Anyone working in PR can tell you about the bombardment of invites in their inboxes for seminars, webinars and conferences for social media and SEO training. This indicates a demand for more education on the topic, and according to these results, it’s paying off.

According to a survey of close to 300 marketing, PR and HR professionals conducted in the spring of this year by iPressroom, Korn/Ferry and the Public Relations Society of America, public relations communicators lead marketers in their management of social media channels:  51%, compared to 40.5% of marketers. The numbers widen for PR in the categories of blogging responsibility (49% vs. 22%), social networking responsibility (48% vs. 27%) and micro-blogging (twittering) responsibility (52% vs. 22%).  Marketing, on the other hand, leads in responsibility for email marketing and SEO.

It will be very interesting to see how the figures will stack up in a few years. My bet is that the numbers will continue to widen in favor of PR. It   makes sense since PR people are used to issuing news and engaging media at the top of the traditional news pyramid.

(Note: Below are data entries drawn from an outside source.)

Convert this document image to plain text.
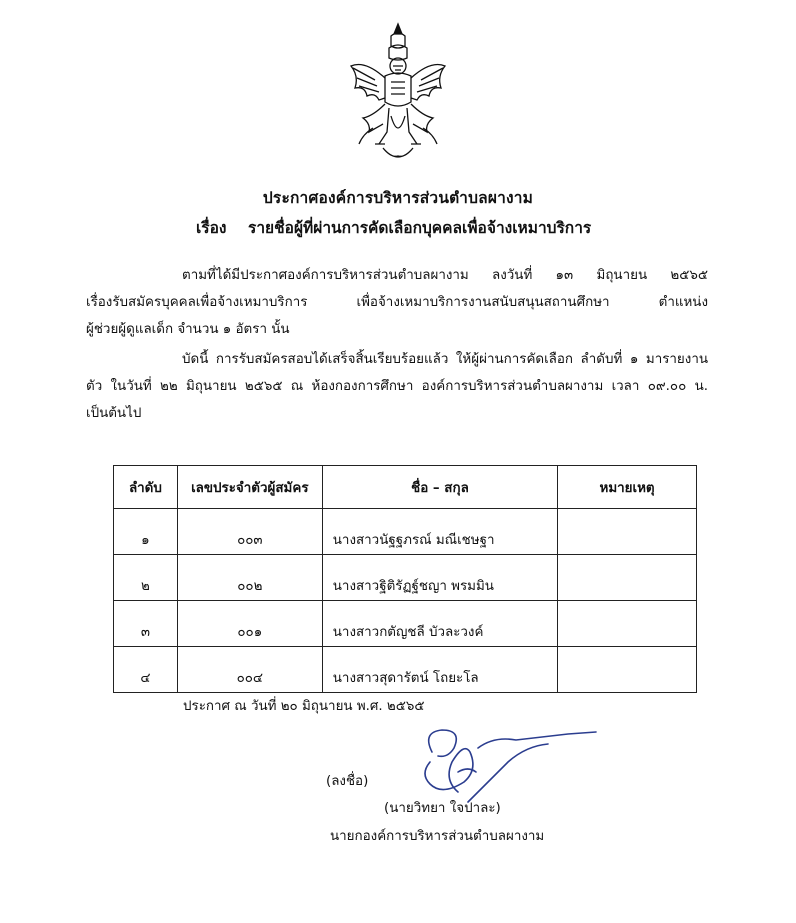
ประกาศองค์การบริหารส่วนตำบลผางาม
เรื่อง รายชื่อผู้ที่ผ่านการคัดเลือกบุคคลเพื่อจ้างเหมาบริการ
ตามที่ได้มีประกาศองค์การบริหารส่วนตำบลผางาม ลงวันที่ ๑๓ มิถุนายน ๒๕๖๕
เรื่องรับสมัครบุคคลเพื่อจ้างเหมาบริการ เพื่อจ้างเหมาบริการงานสนับสนุนสถานศึกษา ตำแหน่ง
ผู้ช่วยผู้ดูแลเด็ก จำนวน ๑ อัตรา นั้น
บัดนี้ การรับสมัครสอบได้เสร็จสิ้นเรียบร้อยแล้ว ให้ผู้ผ่านการคัดเลือก ลำดับที่ ๑ มารายงาน
ตัว ในวันที่ ๒๒ มิถุนายน ๒๕๖๕ ณ ห้องกองการศึกษา องค์การบริหารส่วนตำบลผางาม เวลา ๐๙.๐๐ น.
เป็นต้นไป
ลำดับ	เลขประจำตัวผู้สมัคร	ชื่อ – สกุล	หมายเหตุ
๑	๐๐๓	นางสาวนัฐฐภรณ์ มณีเชษฐา	
๒	๐๐๒	นางสาวฐิติรัฏฐ์ชญา พรมมิน	
๓	๐๐๑	นางสาวกตัญชลี บัวละวงค์	
๔	๐๐๔	นางสาวสุดารัตน์ โถยะโล	
ประกาศ ณ วันที่ ๒๐ มิถุนายน พ.ศ. ๒๕๖๕
(ลงชื่อ)
(นายวิทยา ใจปาละ)
นายกองค์การบริหารส่วนตำบลผางาม
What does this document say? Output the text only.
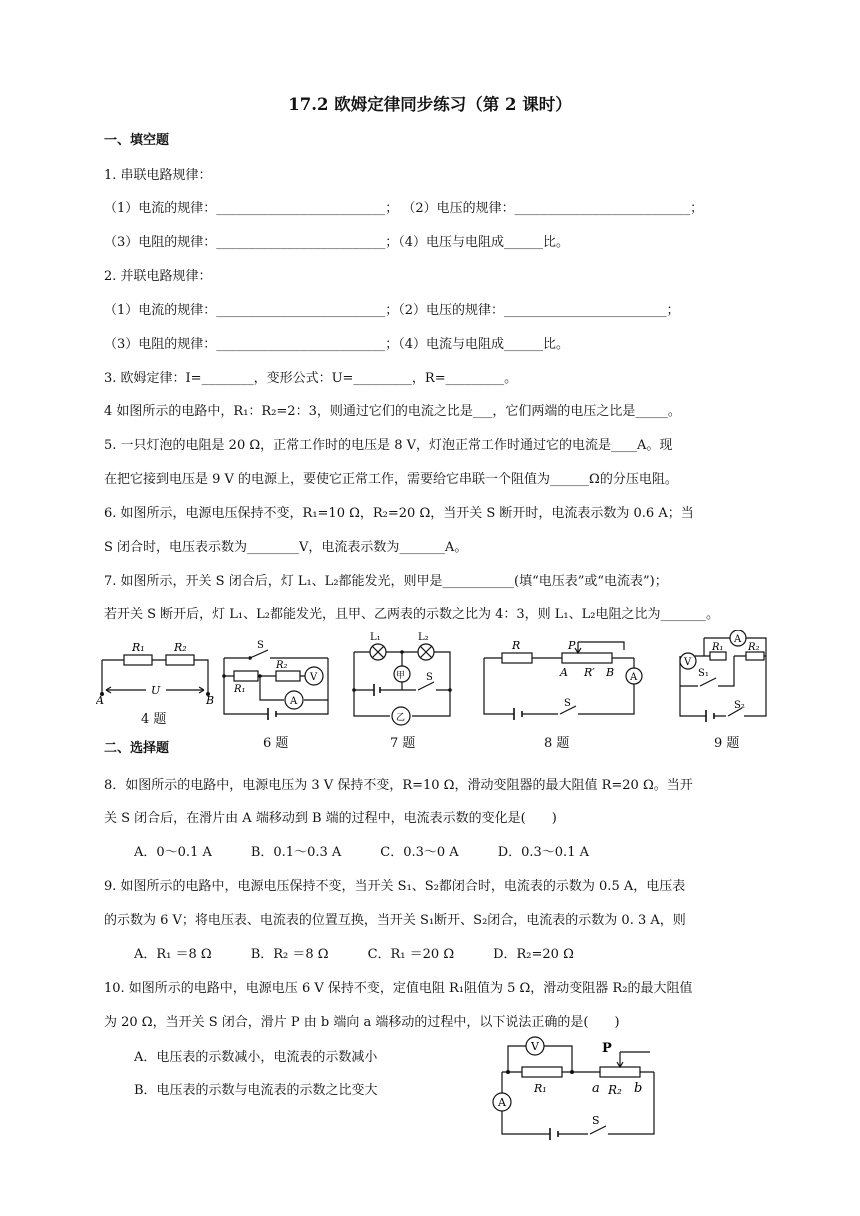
17.2 欧姆定律同步练习（第 2 课时）
一、填空题
1. 串联电路规律：
（1）电流的规律：__________________________； （2）电压的规律：___________________________；
（3）电阻的规律：__________________________；（4）电压与电阻成______比。
2. 并联电路规律：
（1）电流的规律：__________________________；（2）电压的规律：_________________________；
（3）电阻的规律：__________________________；（4）电流与电阻成______比。
3. 欧姆定律：I=________，变形公式：U=_________，R=_________。
4 如图所示的电路中，R₁：R₂=2：3，则通过它们的电流之比是___，它们两端的电压之比是_____。
5. 一只灯泡的电阻是 20 Ω，正常工作时的电压是 8 V，灯泡正常工作时通过它的电流是____A。现
在把它接到电压是 9 V 的电源上，要使它正常工作，需要给它串联一个阻值为______Ω的分压电阻。
6. 如图所示，电源电压保持不变，R₁=10 Ω，R₂=20 Ω，当开关 S 断开时，电流表示数为 0.6 A；当
S 闭合时，电压表示数为________V，电流表示数为_______A。
7. 如图所示，开关 S 闭合后，灯 L₁、L₂都能发光，则甲是___________(填“电压表”或“电流表”)；
若开关 S 断开后，灯 L₁、L₂都能发光，且甲、乙两表的示数之比为 4：3，则 L₁、L₂电阻之比为_______。
R₁	R₂
A
U
B
4 题
二、选择题
S
R₁
R₂
V
A
6 题
L₁	L₂
甲 S
乙
7 题
R	P
A R′ B A
S
8 题
A
V
R₁ R₂
S₁
S₂
9 题
8．如图所示的电路中，电源电压为 3 V 保持不变，R=10 Ω，滑动变阻器的最大阻值 R=20 Ω。当开
关 S 闭合后，在滑片由 A 端移动到 B 端的过程中，电流表示数的变化是(　　)
A．0～0.1 A　　　B．0.1～0.3 A　　　C．0.3～0 A　　　D．0.3～0.1 A
9. 如图所示的电路中，电源电压保持不变，当开关 S₁、S₂都闭合时，电流表的示数为 0.5 A，电压表
的示数为 6 V；将电压表、电流表的位置互换，当开关 S₁断开、S₂闭合，电流表的示数为 0. 3 A，则
A．R₁ ＝8 Ω　　　B．R₂ ＝8 Ω　　　C．R₁ ＝20 Ω　　　D．R₂=20 Ω
10. 如图所示的电路中，电源电压 6 V 保持不变，定值电阻 R₁阻值为 5 Ω，滑动变阻器 R₂的最大阻值
为 20 Ω，当开关 S 闭合，滑片 P 由 b 端向 a 端移动的过程中，以下说法正确的是(　　)
A．电压表的示数减小，电流表的示数减小
B．电压表的示数与电流表的示数之比变大
V	P
A
R₁	a R₂ b
S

And based on these results, they are successfully adapting and engaging social media, a similar strategy that worked well with traditional media in years past.

At the end of the day, social media is no different than regular media and PR professionals understand this. In order for prospects to take notice, at least three rules of thumb need to happen: 1) the messaging needs to be relevant (prospects need to understand that you understand them); 2) the communication needs to be value-added (don’t just talk for the sake of talking); 3) The headlines need to be attention grabbing.